Top insecure passwords
Even if the information in your emails is completely harmless, and you use two-step authentication to enter the bank, an attacker can gain a lot from access to your mail:
sell your mailbox to spammers;
organize phishing mailing from your address;
offer you to buy back access to your email or social media account.
In any case, rest assured that all emails will be scrutinized for information of interest to attackers. Even if the content does not contain information about passwords to social networks, your account will be easily discovered and may be asked to change the combination by email. When access is obtained, your name, surname and phone will definitely try to use to break into banking systems. Either they publish an advertisement on behalf of your profile or send letters asking for financial assistance to all your friends and acquaintances.
How to check your accounts
The LeakCheck portal will help you to make sure that your logins and passwords have not leaked to the Internet.The Service accumulates access data to user accounts on sites that have been hacked. The site’s employees regularly monitor forums where they post decryptions of stolen arrays and add information so that LeakCheck users can quickly check their email or phone for leaks.
READ – IT CONSULTING SERVICES
Password check for draining
The latest news about updates is posted on a separate page, so you can see if the site on which you once registered has been hacked. For example, the latest addition to the database is the decryption of stolen data from the ZeusGame.me portal, so if your account is on this resource and you used your typical password to log in, all your other profiles are at great risk.
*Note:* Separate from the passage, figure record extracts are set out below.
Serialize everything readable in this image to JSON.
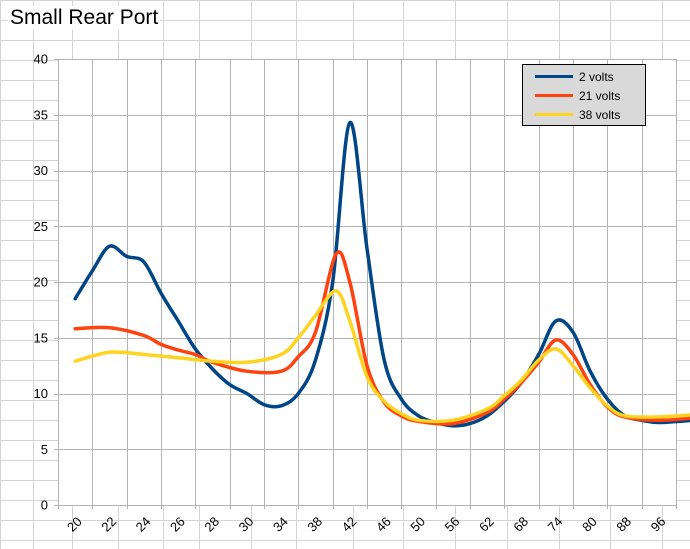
{
  "chart_data": {
    "type": "line",
    "title": "Small Rear Port",
    "xlabel": "",
    "ylabel": "",
    "ylim": [
      0,
      40
    ],
    "yticks": [
      0,
      5,
      10,
      15,
      20,
      25,
      30,
      35,
      40
    ],
    "x_tick_labels": [
      "20",
      "22",
      "24",
      "26",
      "28",
      "30",
      "34",
      "38",
      "42",
      "46",
      "50",
      "56",
      "62",
      "68",
      "74",
      "80",
      "88",
      "96"
    ],
    "grid": true,
    "legend_position": "top-right",
    "series": [
      {
        "name": "2 volts",
        "color": "#004586",
        "points": [
          [
            0,
            18.5
          ],
          [
            0.5,
            21
          ],
          [
            1,
            23.2
          ],
          [
            1.5,
            22.3
          ],
          [
            2,
            21.8
          ],
          [
            2.5,
            19
          ],
          [
            3,
            16.5
          ],
          [
            3.5,
            14
          ],
          [
            4,
            12.2
          ],
          [
            4.5,
            10.8
          ],
          [
            5,
            10
          ],
          [
            5.5,
            9
          ],
          [
            6,
            8.9
          ],
          [
            6.5,
            10
          ],
          [
            7,
            13
          ],
          [
            7.5,
            20
          ],
          [
            8,
            34.3
          ],
          [
            8.5,
            23
          ],
          [
            9,
            13
          ],
          [
            9.5,
            9.5
          ],
          [
            10,
            8
          ],
          [
            10.5,
            7.4
          ],
          [
            11,
            7.1
          ],
          [
            11.5,
            7.3
          ],
          [
            12,
            8
          ],
          [
            12.5,
            9.3
          ],
          [
            13,
            11
          ],
          [
            13.5,
            13.5
          ],
          [
            14,
            16.5
          ],
          [
            14.5,
            15.5
          ],
          [
            15,
            12
          ],
          [
            15.5,
            9.5
          ],
          [
            16,
            8
          ],
          [
            16.5,
            7.6
          ],
          [
            17,
            7.4
          ],
          [
            18,
            7.6
          ]
        ]
      },
      {
        "name": "21 volts",
        "color": "#ff420e",
        "points": [
          [
            0,
            15.8
          ],
          [
            1,
            15.9
          ],
          [
            2,
            15.2
          ],
          [
            2.5,
            14.4
          ],
          [
            3,
            13.9
          ],
          [
            3.5,
            13.5
          ],
          [
            4,
            12.8
          ],
          [
            5,
            12
          ],
          [
            6,
            12
          ],
          [
            6.5,
            13.3
          ],
          [
            7,
            15.5
          ],
          [
            7.6,
            22.5
          ],
          [
            8,
            20
          ],
          [
            8.5,
            12.5
          ],
          [
            9,
            9.2
          ],
          [
            9.5,
            8
          ],
          [
            10,
            7.5
          ],
          [
            11,
            7.3
          ],
          [
            12,
            8.3
          ],
          [
            12.5,
            9.5
          ],
          [
            13,
            11
          ],
          [
            13.5,
            12.8
          ],
          [
            14,
            14.8
          ],
          [
            14.5,
            13.5
          ],
          [
            15,
            10.8
          ],
          [
            15.5,
            8.8
          ],
          [
            16,
            7.9
          ],
          [
            17,
            7.6
          ],
          [
            18,
            7.8
          ]
        ]
      },
      {
        "name": "38 volts",
        "color": "#ffd320",
        "points": [
          [
            0,
            12.9
          ],
          [
            1,
            13.7
          ],
          [
            2,
            13.5
          ],
          [
            3,
            13.2
          ],
          [
            4,
            12.9
          ],
          [
            5,
            12.8
          ],
          [
            6,
            13.5
          ],
          [
            6.5,
            15
          ],
          [
            7,
            17
          ],
          [
            7.6,
            19.2
          ],
          [
            8,
            16.5
          ],
          [
            8.5,
            11.5
          ],
          [
            9,
            9.3
          ],
          [
            9.5,
            8.2
          ],
          [
            10,
            7.6
          ],
          [
            11,
            7.6
          ],
          [
            12,
            8.6
          ],
          [
            12.5,
            9.8
          ],
          [
            13,
            11.2
          ],
          [
            13.5,
            13
          ],
          [
            14,
            14
          ],
          [
            14.5,
            12.5
          ],
          [
            15,
            10.5
          ],
          [
            15.5,
            8.9
          ],
          [
            16,
            8
          ],
          [
            17,
            7.9
          ],
          [
            18,
            8.1
          ]
        ]
      }
    ]
  }
}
Information about current leaks of site databases
The service provides the user with free test access and an extended service package at the selected tariff. The site’s functionality allows you to search not only by email, but also by keyword, login and phone number.
Search query options
After registering, you will have fifteen free checks at your disposal. You can check your addresses and phone numbers to find out if they are in the portal databases. The monitoring result will be presented in a somewhat truncated form, but there is enough data to determine further actions.
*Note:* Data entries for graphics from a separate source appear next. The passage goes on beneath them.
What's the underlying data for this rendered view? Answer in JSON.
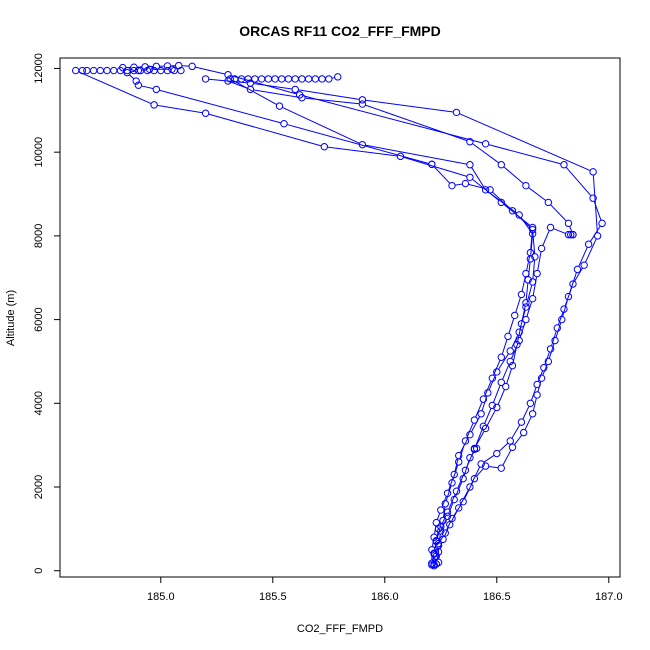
{
  "chart_data": {
    "type": "line",
    "title": "ORCAS RF11 CO2_FFF_FMPD",
    "xlabel": "CO2_FFF_FMPD",
    "ylabel": "Altitude (m)",
    "xlim": [
      184.55,
      187.05
    ],
    "ylim": [
      -150,
      12250
    ],
    "xticks": [
      185.0,
      185.5,
      186.0,
      186.5,
      187.0
    ],
    "xtick_labels": [
      "185.0",
      "185.5",
      "186.0",
      "186.5",
      "187.0"
    ],
    "yticks": [
      0,
      2000,
      4000,
      6000,
      8000,
      10000,
      12000
    ],
    "ytick_labels": [
      "0",
      "2000",
      "4000",
      "6000",
      "8000",
      "10000",
      "12000"
    ],
    "grid": false,
    "series_color": "#0000ff",
    "markers": "open-circle",
    "series": [
      {
        "values": [
          [
            186.22,
            150
          ],
          [
            186.22,
            400
          ],
          [
            186.23,
            700
          ],
          [
            186.24,
            1000
          ],
          [
            186.26,
            1200
          ],
          [
            186.27,
            1600
          ],
          [
            186.3,
            2100
          ],
          [
            186.33,
            2600
          ],
          [
            186.36,
            3100
          ],
          [
            186.4,
            3600
          ],
          [
            186.44,
            4100
          ],
          [
            186.48,
            4600
          ],
          [
            186.52,
            5100
          ],
          [
            186.55,
            5600
          ],
          [
            186.58,
            6100
          ],
          [
            186.61,
            6600
          ],
          [
            186.63,
            7100
          ],
          [
            186.65,
            7600
          ],
          [
            186.66,
            8200
          ],
          [
            186.52,
            8800
          ],
          [
            186.38,
            9400
          ],
          [
            186.07,
            9900
          ],
          [
            185.73,
            10130
          ],
          [
            185.2,
            10930
          ],
          [
            184.97,
            11130
          ],
          [
            184.62,
            11950
          ],
          [
            184.65,
            11950
          ],
          [
            184.67,
            11950
          ],
          [
            184.7,
            11950
          ],
          [
            184.73,
            11950
          ],
          [
            184.76,
            11950
          ],
          [
            184.79,
            11950
          ],
          [
            184.82,
            11950
          ],
          [
            184.85,
            11950
          ],
          [
            184.88,
            11950
          ],
          [
            184.91,
            11950
          ],
          [
            184.94,
            11950
          ],
          [
            184.97,
            11950
          ],
          [
            185.0,
            11950
          ],
          [
            185.03,
            11950
          ],
          [
            185.06,
            11950
          ],
          [
            185.09,
            11950
          ]
        ]
      },
      {
        "values": [
          [
            186.21,
            180
          ],
          [
            186.21,
            500
          ],
          [
            186.22,
            800
          ],
          [
            186.23,
            1150
          ],
          [
            186.25,
            1450
          ],
          [
            186.28,
            1850
          ],
          [
            186.31,
            2300
          ],
          [
            186.33,
            2750
          ],
          [
            186.38,
            3250
          ],
          [
            186.43,
            3750
          ],
          [
            186.46,
            4250
          ],
          [
            186.5,
            4750
          ],
          [
            186.56,
            5250
          ],
          [
            186.6,
            5700
          ],
          [
            186.63,
            6300
          ],
          [
            186.66,
            6900
          ],
          [
            186.67,
            7500
          ],
          [
            186.66,
            8150
          ],
          [
            186.57,
            8600
          ],
          [
            186.47,
            9100
          ],
          [
            186.36,
            9250
          ],
          [
            186.3,
            9200
          ],
          [
            186.21,
            9710
          ],
          [
            186.21,
            9710
          ],
          [
            185.55,
            10680
          ],
          [
            184.98,
            11500
          ],
          [
            184.9,
            11600
          ],
          [
            184.89,
            11700
          ],
          [
            184.85,
            11900
          ],
          [
            184.9,
            11950
          ],
          [
            184.95,
            11980
          ],
          [
            185.05,
            11980
          ]
        ]
      },
      {
        "values": [
          [
            186.24,
            200
          ],
          [
            186.24,
            600
          ],
          [
            186.25,
            950
          ],
          [
            186.28,
            1300
          ],
          [
            186.31,
            1700
          ],
          [
            186.35,
            2200
          ],
          [
            186.38,
            2700
          ],
          [
            186.41,
            2920
          ],
          [
            186.4,
            2920
          ],
          [
            186.45,
            3400
          ],
          [
            186.5,
            3900
          ],
          [
            186.54,
            4400
          ],
          [
            186.57,
            4900
          ],
          [
            186.59,
            5400
          ],
          [
            186.61,
            5900
          ],
          [
            186.63,
            6400
          ],
          [
            186.64,
            6950
          ],
          [
            186.65,
            7450
          ],
          [
            186.66,
            8050
          ],
          [
            186.6,
            8500
          ],
          [
            186.45,
            9100
          ],
          [
            186.38,
            9700
          ],
          [
            185.9,
            10180
          ],
          [
            185.53,
            11100
          ],
          [
            185.31,
            11750
          ],
          [
            185.33,
            11750
          ],
          [
            185.36,
            11750
          ],
          [
            185.39,
            11750
          ],
          [
            185.42,
            11750
          ],
          [
            185.45,
            11750
          ],
          [
            185.48,
            11750
          ],
          [
            185.51,
            11750
          ],
          [
            185.54,
            11750
          ],
          [
            185.57,
            11750
          ],
          [
            185.6,
            11750
          ],
          [
            185.63,
            11750
          ],
          [
            185.66,
            11750
          ],
          [
            185.69,
            11750
          ],
          [
            185.72,
            11750
          ],
          [
            185.75,
            11750
          ],
          [
            185.79,
            11800
          ]
        ]
      },
      {
        "values": [
          [
            186.22,
            120
          ],
          [
            186.23,
            350
          ],
          [
            186.24,
            650
          ],
          [
            186.27,
            900
          ],
          [
            186.3,
            1250
          ],
          [
            186.35,
            1650
          ],
          [
            186.4,
            2200
          ],
          [
            186.45,
            2500
          ],
          [
            186.52,
            2450
          ],
          [
            186.57,
            2950
          ],
          [
            186.62,
            3300
          ],
          [
            186.66,
            3750
          ],
          [
            186.68,
            4200
          ],
          [
            186.7,
            4600
          ],
          [
            186.73,
            5000
          ],
          [
            186.76,
            5500
          ],
          [
            186.79,
            6000
          ],
          [
            186.82,
            6550
          ],
          [
            186.86,
            7200
          ],
          [
            186.91,
            7800
          ],
          [
            186.97,
            8300
          ],
          [
            186.93,
            8900
          ],
          [
            186.8,
            9700
          ],
          [
            186.45,
            10200
          ],
          [
            185.62,
            11370
          ],
          [
            185.3,
            11850
          ],
          [
            185.14,
            12050
          ],
          [
            185.08,
            12070
          ],
          [
            185.03,
            12060
          ],
          [
            184.98,
            12050
          ],
          [
            184.93,
            12040
          ],
          [
            184.88,
            12030
          ],
          [
            184.83,
            12020
          ]
        ]
      },
      {
        "values": [
          [
            186.23,
            160
          ],
          [
            186.24,
            450
          ],
          [
            186.26,
            750
          ],
          [
            186.29,
            1100
          ],
          [
            186.33,
            1500
          ],
          [
            186.38,
            2000
          ],
          [
            186.43,
            2550
          ],
          [
            186.5,
            2800
          ],
          [
            186.56,
            3100
          ],
          [
            186.61,
            3550
          ],
          [
            186.65,
            4000
          ],
          [
            186.68,
            4450
          ],
          [
            186.71,
            4850
          ],
          [
            186.74,
            5300
          ],
          [
            186.77,
            5800
          ],
          [
            186.8,
            6250
          ],
          [
            186.84,
            6850
          ],
          [
            186.89,
            7300
          ],
          [
            186.95,
            8000
          ],
          [
            186.93,
            9530
          ],
          [
            186.32,
            10950
          ],
          [
            185.9,
            11250
          ],
          [
            185.6,
            11500
          ],
          [
            185.4,
            11650
          ],
          [
            185.2,
            11750
          ]
        ]
      },
      {
        "values": [
          [
            186.21,
            140
          ],
          [
            186.22,
            420
          ],
          [
            186.23,
            720
          ],
          [
            186.25,
            1050
          ],
          [
            186.28,
            1400
          ],
          [
            186.32,
            1900
          ],
          [
            186.36,
            2400
          ],
          [
            186.4,
            2900
          ],
          [
            186.44,
            3450
          ],
          [
            186.48,
            3950
          ],
          [
            186.52,
            4500
          ],
          [
            186.56,
            5000
          ],
          [
            186.6,
            5500
          ],
          [
            186.63,
            6000
          ],
          [
            186.66,
            6500
          ],
          [
            186.68,
            7100
          ],
          [
            186.7,
            7700
          ],
          [
            186.74,
            8200
          ],
          [
            186.82,
            8030
          ],
          [
            186.83,
            8030
          ],
          [
            186.84,
            8030
          ],
          [
            186.84,
            8030
          ],
          [
            186.82,
            8300
          ],
          [
            186.73,
            8800
          ],
          [
            186.63,
            9200
          ],
          [
            186.52,
            9700
          ],
          [
            186.38,
            10250
          ],
          [
            185.9,
            11150
          ],
          [
            185.63,
            11300
          ],
          [
            185.4,
            11500
          ],
          [
            185.3,
            11700
          ]
        ]
      }
    ]
  }
}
A paid subscription gives you advanced features. You will be able to trace the source of the leak, see the compromised passwords in full and ask the administration to remove your personal information from the service. The base plan costs $ 2.99 per day – a small price to pay to be sure your data is safe.
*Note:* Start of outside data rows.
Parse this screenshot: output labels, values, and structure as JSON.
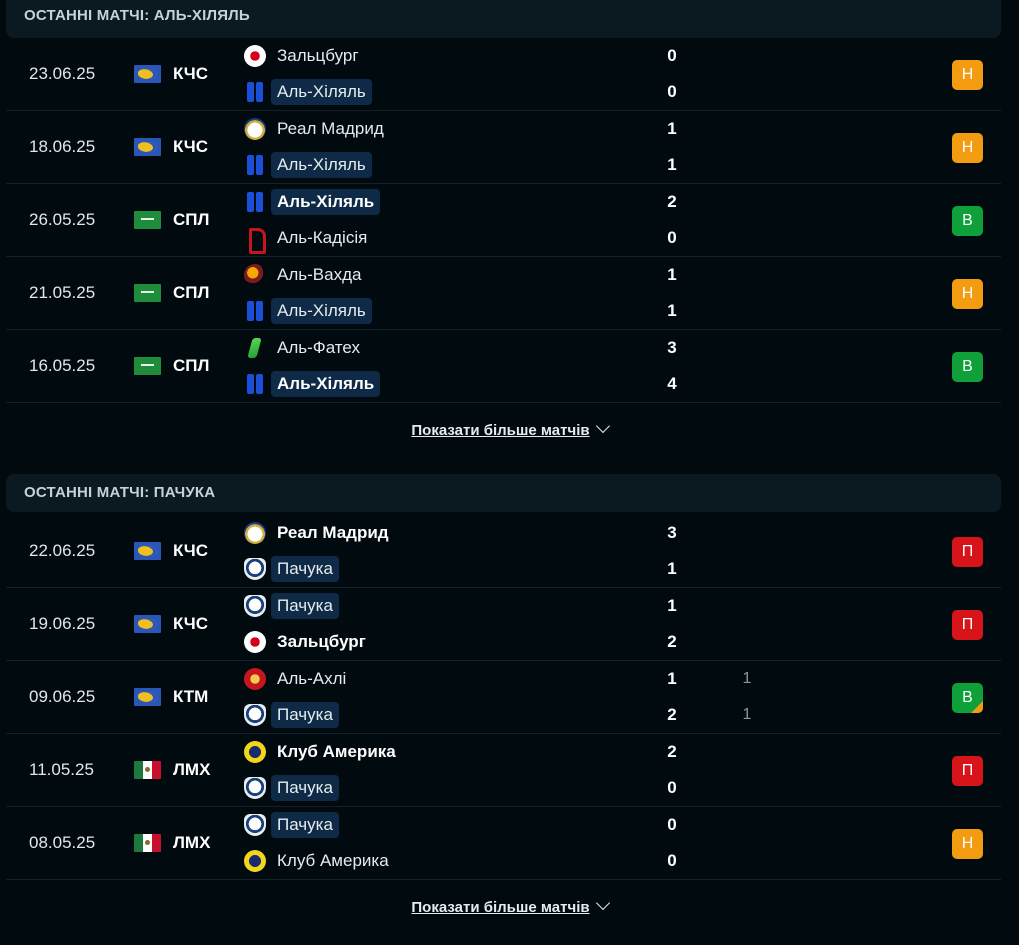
{
  "sections": [
    {
      "title": "ОСТАННІ МАТЧІ: АЛЬ-ХІЛЯЛЬ",
      "more_label": "Показати більше матчів",
      "matches": [
        {
          "date": "23.06.25",
          "flag": "world-flag-icon",
          "comp": "КЧС",
          "home": {
            "name": "Зальцбург",
            "logo": "salzburg-logo"
          },
          "away": {
            "name": "Аль-Хіляль",
            "logo": "al-hilal-logo"
          },
          "home_score": "0",
          "away_score": "0",
          "result": "Н"
        },
        {
          "date": "18.06.25",
          "flag": "world-flag-icon",
          "comp": "КЧС",
          "home": {
            "name": "Реал Мадрид",
            "logo": "real-madrid-logo"
          },
          "away": {
            "name": "Аль-Хіляль",
            "logo": "al-hilal-logo"
          },
          "home_score": "1",
          "away_score": "1",
          "result": "Н"
        },
        {
          "date": "26.05.25",
          "flag": "saudi-flag-icon",
          "comp": "СПЛ",
          "home": {
            "name": "Аль-Хіляль",
            "logo": "al-hilal-logo"
          },
          "away": {
            "name": "Аль-Кадісія",
            "logo": "al-qadsiah-logo"
          },
          "home_score": "2",
          "away_score": "0",
          "result": "В"
        },
        {
          "date": "21.05.25",
          "flag": "saudi-flag-icon",
          "comp": "СПЛ",
          "home": {
            "name": "Аль-Вахда",
            "logo": "al-wehda-logo"
          },
          "away": {
            "name": "Аль-Хіляль",
            "logo": "al-hilal-logo"
          },
          "home_score": "1",
          "away_score": "1",
          "result": "Н"
        },
        {
          "date": "16.05.25",
          "flag": "saudi-flag-icon",
          "comp": "СПЛ",
          "home": {
            "name": "Аль-Фатех",
            "logo": "al-fateh-logo"
          },
          "away": {
            "name": "Аль-Хіляль",
            "logo": "al-hilal-logo"
          },
          "home_score": "3",
          "away_score": "4",
          "result": "В"
        }
      ]
    },
    {
      "title": "ОСТАННІ МАТЧІ: ПАЧУКА",
      "more_label": "Показати більше матчів",
      "matches": [
        {
          "date": "22.06.25",
          "flag": "world-flag-icon",
          "comp": "КЧС",
          "home": {
            "name": "Реал Мадрид",
            "logo": "real-madrid-logo"
          },
          "away": {
            "name": "Пачука",
            "logo": "pachuca-logo"
          },
          "home_score": "3",
          "away_score": "1",
          "result": "П"
        },
        {
          "date": "19.06.25",
          "flag": "world-flag-icon",
          "comp": "КЧС",
          "home": {
            "name": "Пачука",
            "logo": "pachuca-logo"
          },
          "away": {
            "name": "Зальцбург",
            "logo": "salzburg-logo"
          },
          "home_score": "1",
          "away_score": "2",
          "result": "П"
        },
        {
          "date": "09.06.25",
          "flag": "world-flag-icon",
          "comp": "КТМ",
          "home": {
            "name": "Аль-Ахлі",
            "logo": "al-ahly-logo"
          },
          "away": {
            "name": "Пачука",
            "logo": "pachuca-logo"
          },
          "home_score": "1",
          "away_score": "2",
          "home_pen": "1",
          "away_pen": "1",
          "result": "В"
        },
        {
          "date": "11.05.25",
          "flag": "mexico-flag-icon",
          "comp": "ЛМХ",
          "home": {
            "name": "Клуб Америка",
            "logo": "club-america-logo"
          },
          "away": {
            "name": "Пачука",
            "logo": "pachuca-logo"
          },
          "home_score": "2",
          "away_score": "0",
          "result": "П"
        },
        {
          "date": "08.05.25",
          "flag": "mexico-flag-icon",
          "comp": "ЛМХ",
          "home": {
            "name": "Пачука",
            "logo": "pachuca-logo"
          },
          "away": {
            "name": "Клуб Америка",
            "logo": "club-america-logo"
          },
          "home_score": "0",
          "away_score": "0",
          "result": "Н"
        }
      ]
    }
  ],
  "colors": {
    "background": "#010a0f",
    "header": "#0b1a21",
    "highlight": "#0e2a46",
    "draw": "#f39c12",
    "win": "#0fa03a",
    "loss": "#d7141a"
  }
}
While the mechanism for protecting users from the actions of cyber fraudsters has not been worked out at the legislative level, therefore, concern for security is a private matter for everyone. It is necessary to be especially careful with messages from government and financial organizations and use direct addresses to access the portals of official structures.
Rules for handling questionable letters:
use different and complex passwords to access various services and sites;
do not follow links in messages where you are promised prizes, gifts or social benefits;
install antivirus software for your browser;
carefully check the addresses of sites and email senders – there are subtle discrepancies between doubles;
beware of redirects to other resources;
check suspicious portals through the Whois IP service .
The pandemic has become the reason for the active development of remote services, which contributes to the growth of cybercrime. Hackers are constantly improving their hacking tools and can only be protected by constant vigilance. Use two-step authentication on all sites that provide this opportunity and check your data for leaks through the LeakCheckservice . Practicing safe online behavior should become a habit – this is the only way you can reliably protect your data and prevent financial and reputational losses.